Adding an extra field to all records in Firebase Realtime database

Question

I'm trying to add a new field called calories:"" to every record in one of the tables within a specific child called "all"

The idea is loop through each record and do a .update adding the new field.

This is my code so far:

const addCalories = () => {
    const recipesRef= firebase
      .database()
      .ref("Recipes");
    
    recipesRef.on("value", (snapshot) => {      
      const recipes = snapshot.val();
      
      for (let id in recipes) {     
        recipesRef.child(id).child("all").update({ calories: "" });
      }
    });
  }

and this is a sample record structure

I'm getting the following error:

Error: Reference.update failed: First argument must be an object containing the children to replace.

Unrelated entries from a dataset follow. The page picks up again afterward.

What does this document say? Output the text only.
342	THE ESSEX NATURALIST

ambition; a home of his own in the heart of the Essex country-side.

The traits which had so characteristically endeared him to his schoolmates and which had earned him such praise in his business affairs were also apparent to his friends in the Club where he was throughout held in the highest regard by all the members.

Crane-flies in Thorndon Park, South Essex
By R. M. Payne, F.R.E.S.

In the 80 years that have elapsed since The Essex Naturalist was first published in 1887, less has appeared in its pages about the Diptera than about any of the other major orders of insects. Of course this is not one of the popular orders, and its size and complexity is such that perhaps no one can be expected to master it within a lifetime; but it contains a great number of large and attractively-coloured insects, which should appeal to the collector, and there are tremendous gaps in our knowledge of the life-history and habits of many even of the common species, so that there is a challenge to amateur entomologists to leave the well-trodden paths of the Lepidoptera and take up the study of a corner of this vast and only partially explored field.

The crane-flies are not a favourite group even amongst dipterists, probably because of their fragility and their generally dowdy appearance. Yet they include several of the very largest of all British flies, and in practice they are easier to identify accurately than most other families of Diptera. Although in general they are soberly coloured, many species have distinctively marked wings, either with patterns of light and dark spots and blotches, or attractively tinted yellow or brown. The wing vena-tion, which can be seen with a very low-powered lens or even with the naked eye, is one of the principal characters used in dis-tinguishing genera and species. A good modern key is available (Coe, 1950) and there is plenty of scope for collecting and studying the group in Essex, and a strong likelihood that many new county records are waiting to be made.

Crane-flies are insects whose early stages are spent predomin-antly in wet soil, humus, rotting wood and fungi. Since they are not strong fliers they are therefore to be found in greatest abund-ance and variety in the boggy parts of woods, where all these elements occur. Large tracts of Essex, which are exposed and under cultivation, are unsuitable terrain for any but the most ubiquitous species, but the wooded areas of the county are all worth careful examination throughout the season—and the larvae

To be honest, I'm not even sure if my approach is correct.

Answer 1

This is probably closer to what you want:

recipesRef.once("value", (snapshot) => {
  snapshot.forEach((child) => {      
    child.ref.child("all").update({ calories: 0 });
  }
});

The main changes:

• Use once instead of on, as you only want to make this change once every time this code executes. Using on would likely lead to many more updates than needed, and possibly to endless recursion.
• Loop over the results with the built-in DataSnapshot.forEach method, instead of a JavaScript for loop.
• Set the value to a numeric 0 instead of an empty string. I highly recommend storing numeric values as numbers, instead of strings.